Agencies would have to pay a $50,000 penalty if they pulled out of the pitch, according to a source close to the proceedings. It is also believed that the winning agency will be penalised to the tune of $100,000 if it chooses to resign the account. Timelines for agencies presenting were also considerably short. Campaign Asia-Pacific’s multiple emails to OMD and Telkomsel went unanswered.
“I think it has hit a new low for pitch conduct and sends a bad message to people in the industry,” the same source said.
Typically, e-auctions generate short-term cost savings for the procurement department and are often held toward the end of the pitch process, said another source who did not wish to be named. In Indonesia, the situation is further exacerbated by the lack of transparency in the market.
“Telkomsel is a significant client in Indonesia,” said the second source. “So media agencies are willing to under bid their fees because it reinforces their position in the market.”

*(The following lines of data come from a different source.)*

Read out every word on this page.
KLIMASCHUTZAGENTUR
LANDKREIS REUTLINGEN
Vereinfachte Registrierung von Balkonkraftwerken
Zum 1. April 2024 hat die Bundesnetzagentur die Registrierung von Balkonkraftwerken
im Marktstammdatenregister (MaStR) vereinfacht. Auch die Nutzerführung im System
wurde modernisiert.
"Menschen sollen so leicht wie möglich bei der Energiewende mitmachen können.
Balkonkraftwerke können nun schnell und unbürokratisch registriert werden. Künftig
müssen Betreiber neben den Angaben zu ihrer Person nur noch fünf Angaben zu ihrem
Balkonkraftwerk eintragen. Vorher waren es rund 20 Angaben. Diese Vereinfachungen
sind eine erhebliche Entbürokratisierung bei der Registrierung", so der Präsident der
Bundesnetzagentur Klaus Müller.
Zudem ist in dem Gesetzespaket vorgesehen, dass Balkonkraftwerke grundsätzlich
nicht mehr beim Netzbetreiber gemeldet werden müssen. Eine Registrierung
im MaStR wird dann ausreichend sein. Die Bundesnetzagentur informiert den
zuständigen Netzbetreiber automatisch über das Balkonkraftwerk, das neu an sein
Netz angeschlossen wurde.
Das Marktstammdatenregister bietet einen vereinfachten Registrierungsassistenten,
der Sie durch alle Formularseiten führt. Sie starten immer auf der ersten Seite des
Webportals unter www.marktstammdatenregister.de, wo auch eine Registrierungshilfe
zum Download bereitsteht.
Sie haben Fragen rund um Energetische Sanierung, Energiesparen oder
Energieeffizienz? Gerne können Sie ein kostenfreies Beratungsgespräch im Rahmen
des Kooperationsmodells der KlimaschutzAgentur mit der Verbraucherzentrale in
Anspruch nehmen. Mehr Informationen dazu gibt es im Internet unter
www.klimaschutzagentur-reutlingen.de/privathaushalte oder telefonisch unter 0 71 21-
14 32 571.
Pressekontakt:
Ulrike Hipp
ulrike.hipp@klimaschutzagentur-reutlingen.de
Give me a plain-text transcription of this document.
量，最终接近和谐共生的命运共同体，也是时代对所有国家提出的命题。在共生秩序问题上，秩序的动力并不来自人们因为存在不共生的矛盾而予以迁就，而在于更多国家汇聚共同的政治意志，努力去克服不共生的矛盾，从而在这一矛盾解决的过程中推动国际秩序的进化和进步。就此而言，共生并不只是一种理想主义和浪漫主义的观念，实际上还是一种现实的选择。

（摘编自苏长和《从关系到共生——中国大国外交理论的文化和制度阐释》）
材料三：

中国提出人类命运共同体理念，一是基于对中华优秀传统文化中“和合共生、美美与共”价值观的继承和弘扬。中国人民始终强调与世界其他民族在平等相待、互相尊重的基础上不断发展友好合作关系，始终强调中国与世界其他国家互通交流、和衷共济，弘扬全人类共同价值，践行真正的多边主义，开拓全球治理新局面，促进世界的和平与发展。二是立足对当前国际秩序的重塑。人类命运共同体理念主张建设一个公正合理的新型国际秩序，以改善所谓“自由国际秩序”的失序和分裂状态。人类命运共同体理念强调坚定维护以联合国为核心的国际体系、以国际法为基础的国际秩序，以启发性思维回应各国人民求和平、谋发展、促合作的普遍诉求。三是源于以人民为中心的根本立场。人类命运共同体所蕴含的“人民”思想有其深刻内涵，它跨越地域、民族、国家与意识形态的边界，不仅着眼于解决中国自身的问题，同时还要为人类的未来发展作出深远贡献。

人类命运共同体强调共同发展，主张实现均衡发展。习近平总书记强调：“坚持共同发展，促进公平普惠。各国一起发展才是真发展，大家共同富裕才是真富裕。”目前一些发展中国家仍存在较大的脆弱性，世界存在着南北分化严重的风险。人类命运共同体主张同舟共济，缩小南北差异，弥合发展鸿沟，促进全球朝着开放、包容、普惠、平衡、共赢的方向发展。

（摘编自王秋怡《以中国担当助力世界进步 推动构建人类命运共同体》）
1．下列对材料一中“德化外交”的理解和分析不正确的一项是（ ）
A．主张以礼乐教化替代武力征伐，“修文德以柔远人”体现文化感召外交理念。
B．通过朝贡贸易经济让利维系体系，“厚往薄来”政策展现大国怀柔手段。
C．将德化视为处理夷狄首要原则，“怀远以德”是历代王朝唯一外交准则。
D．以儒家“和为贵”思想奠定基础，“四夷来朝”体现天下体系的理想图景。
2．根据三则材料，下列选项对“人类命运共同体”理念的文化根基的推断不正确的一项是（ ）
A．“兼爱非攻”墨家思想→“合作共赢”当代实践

Industry executives warned that recruiting talent is a challenge and treating resources like commodities isn’t doing the industry any favours. Not being able to service the business properly due to inadequate funds is the other, more obvious risk of underbidding.
The tender was conducted in two phases. The first phase called for agencies to submit agency credentials including their profile, past work and track record. This was followed by agencies showcasing their thought leadership through case studies on effective media planning. Shortlisted agencies proceeded to a "chemistry session" and then to the RFP phase.

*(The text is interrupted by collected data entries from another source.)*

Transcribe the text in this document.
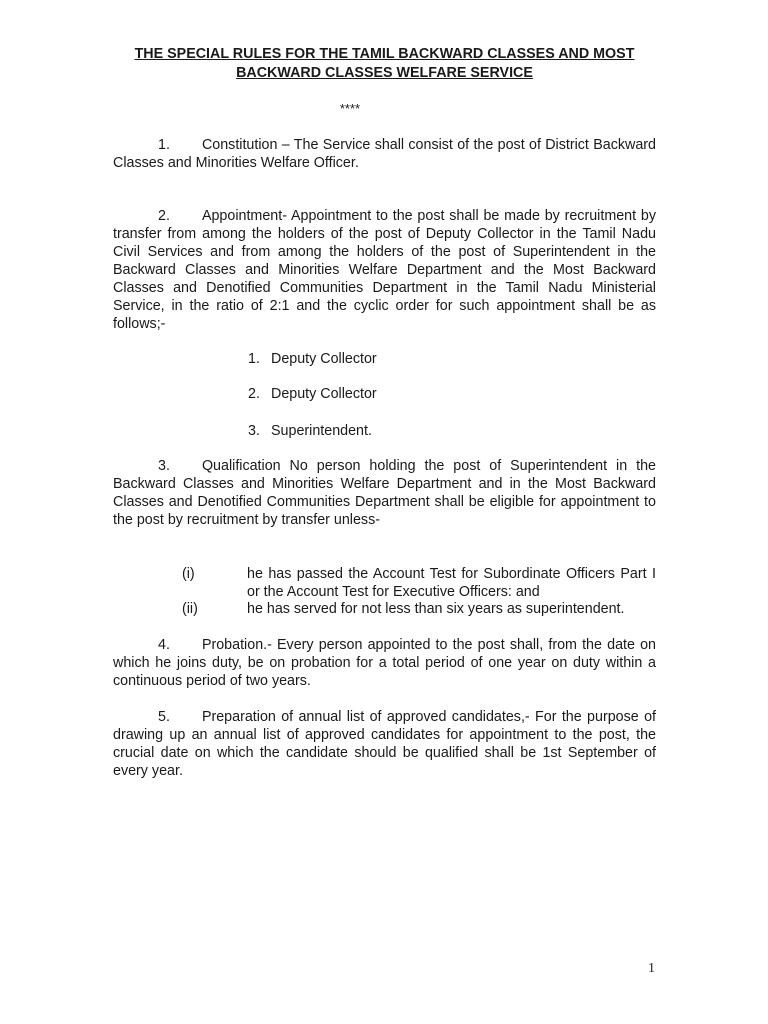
THE SPECIAL RULES FOR THE TAMIL BACKWARD CLASSES AND MOST BACKWARD CLASSES WELFARE SERVICE
****
1. Constitution – The Service shall consist of the post of District Backward Classes and Minorities Welfare Officer.
2. Appointment- Appointment to the post shall be made by recruitment by transfer from among the holders of the post of Deputy Collector in the Tamil Nadu Civil Services and from among the holders of the post of Superintendent in the Backward Classes and Minorities Welfare Department and the Most Backward Classes and Denotified Communities Department in the Tamil Nadu Ministerial Service, in the ratio of 2:1 and the cyclic order for such appointment shall be as follows;-
1. Deputy Collector
2. Deputy Collector
3. Superintendent.
3. Qualification No person holding the post of Superintendent in the Backward Classes and Minorities Welfare Department and in the Most Backward Classes and Denotified Communities Department shall be eligible for appointment to the post by recruitment by transfer unless-
(i)	he has passed the Account Test for Subordinate Officers Part I or the Account Test for Executive Officers: and
(ii)	he has served for not less than six years as superintendent.
4. Probation.- Every person appointed to the post shall, from the date on which he joins duty, be on probation for a total period of one year on duty within a continuous period of two years.
5. Preparation of annual list of approved candidates,- For the purpose of drawing up an annual list of approved candidates for appointment to the post, the crucial date on which the candidate should be qualified shall be 1st September of every year.
1
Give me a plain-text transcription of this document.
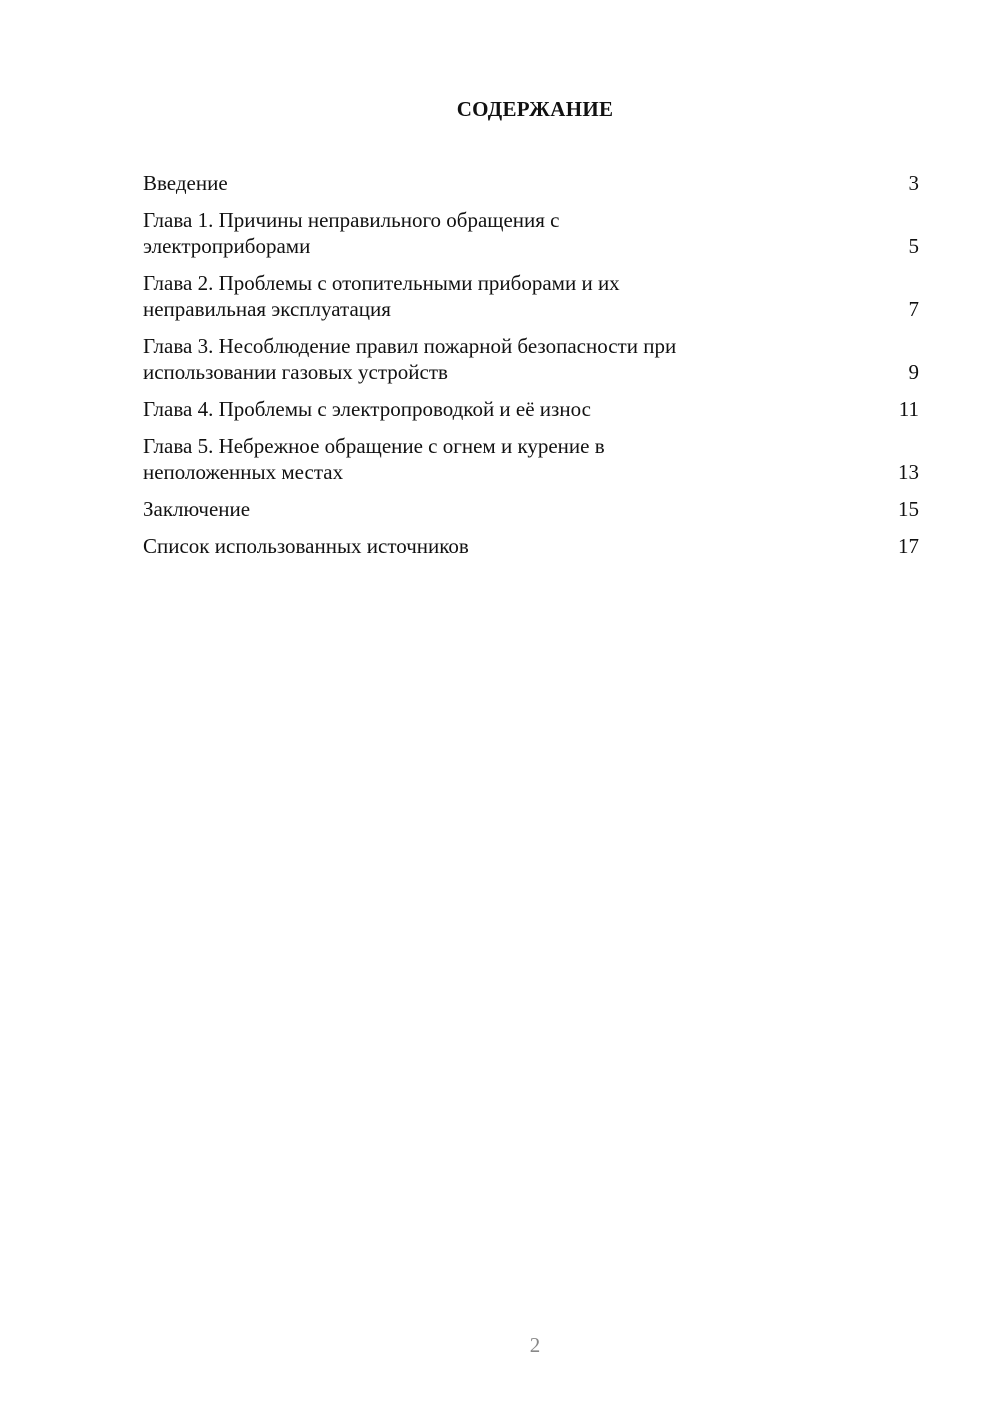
СОДЕРЖАНИЕ
Введение	3
Глава 1. Причины неправильного обращения с
электроприборами	5
Глава 2. Проблемы с отопительными приборами и их
неправильная эксплуатация	7
Глава 3. Несоблюдение правил пожарной безопасности при
использовании газовых устройств	9
Глава 4. Проблемы с электропроводкой и её износ	11
Глава 5. Небрежное обращение с огнем и курение в
неположенных местах	13
Заключение	15
Список использованных источников	17
2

“Telkomsel has come a long way towards building more strategic partnership with all our agencies," Alistair Johnston, director of marketing said when announcing the review in May. "With a clear focus on media planning scope, we want to build the same level of strategic engagement with our media agency, in an increasingly fragmented media landscape, where we have to work harder at driving effectiveness.”

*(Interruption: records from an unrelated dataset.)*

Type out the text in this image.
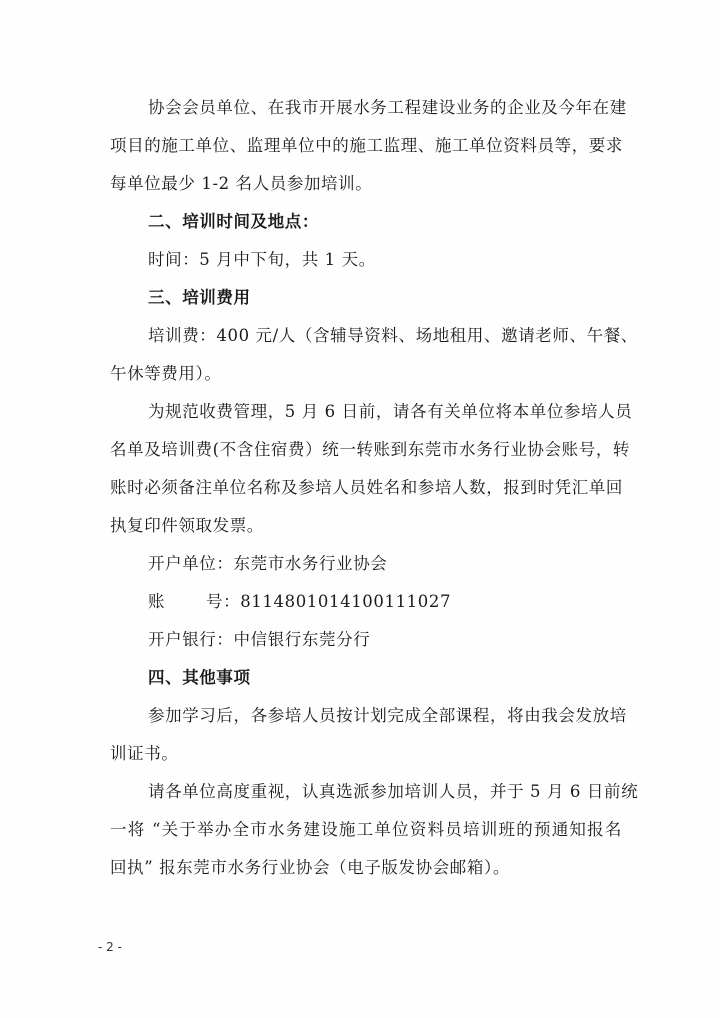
协会会员单位、在我市开展水务工程建设业务的企业及今年在建
项目的施工单位、监理单位中的施工监理、施工单位资料员等，要求
每单位最少 1-2 名人员参加培训。
二、培训时间及地点：
时间：5 月中下旬，共 1 天。
三、培训费用
培训费：400 元/人（含辅导资料、场地租用、邀请老师、午餐、
午休等费用）。
为规范收费管理，5 月 6 日前，请各有关单位将本单位参培人员
名单及培训费(不含住宿费）统一转账到东莞市水务行业协会账号，转
账时必须备注单位名称及参培人员姓名和参培人数，报到时凭汇单回
执复印件领取发票。
开户单位：东莞市水务行业协会
账       号：8114801014100111027
开户银行：中信银行东莞分行
四、其他事项
参加学习后，各参培人员按计划完成全部课程，将由我会发放培
训证书。
请各单位高度重视，认真选派参加培训人员，并于 5 月 6 日前统
一将 “关于举办全市水务建设施工单位资料员培训班的预通知报名
回执” 报东莞市水务行业协会（电子版发协会邮箱）。
- 2 -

In 2011, Telkmosel handed media duties to M2M Interface, a partnership between Omnicom and Nava+, which split late last year.
Nava+ was formed after Daya Maha Berkarya (DMB), Advis, Brainstorm, and M2M Interface formed a partnership under the Nava+ Group of Brands in 2011. DMB had previously split from DDB Worldwide in Indonesia after a nine-year partnership. In December 2012, Nava + announced a media tie-up with IPG Mediabrands agency BPN and Interface (formerly M2M Interface) as part of the Nava+ integrated communications group.
Last year, the firm consolidated its digital business with local shop Narrada.
Update, 15 July, 4:30 pm: Rizky Muhammad, Telkomsel’s GM media channel management emailed Campaign-Asia Pacific about the appointment. Muhammad said the review was a “rigorous process managed by R3”, which includes: indentifying agencies; credential gathering (RFI); shortlisting; chemistry meetings; request for proposal; pitch brief sessions; and the final shortlist, e-auction and appointment. “The final shortlisted agencies were identified based on technical scoring, followed by commercial evaluation and e-auction process that happens at the end of the pitch process,” said Muhammad adding that “technical” contributed more than “commercial” in determining who the business went to.
Muhammad said OMD has a solid understanding of Telkomsel’s brand, market, competition and strong strategic planning capabilities that goes well beyond media.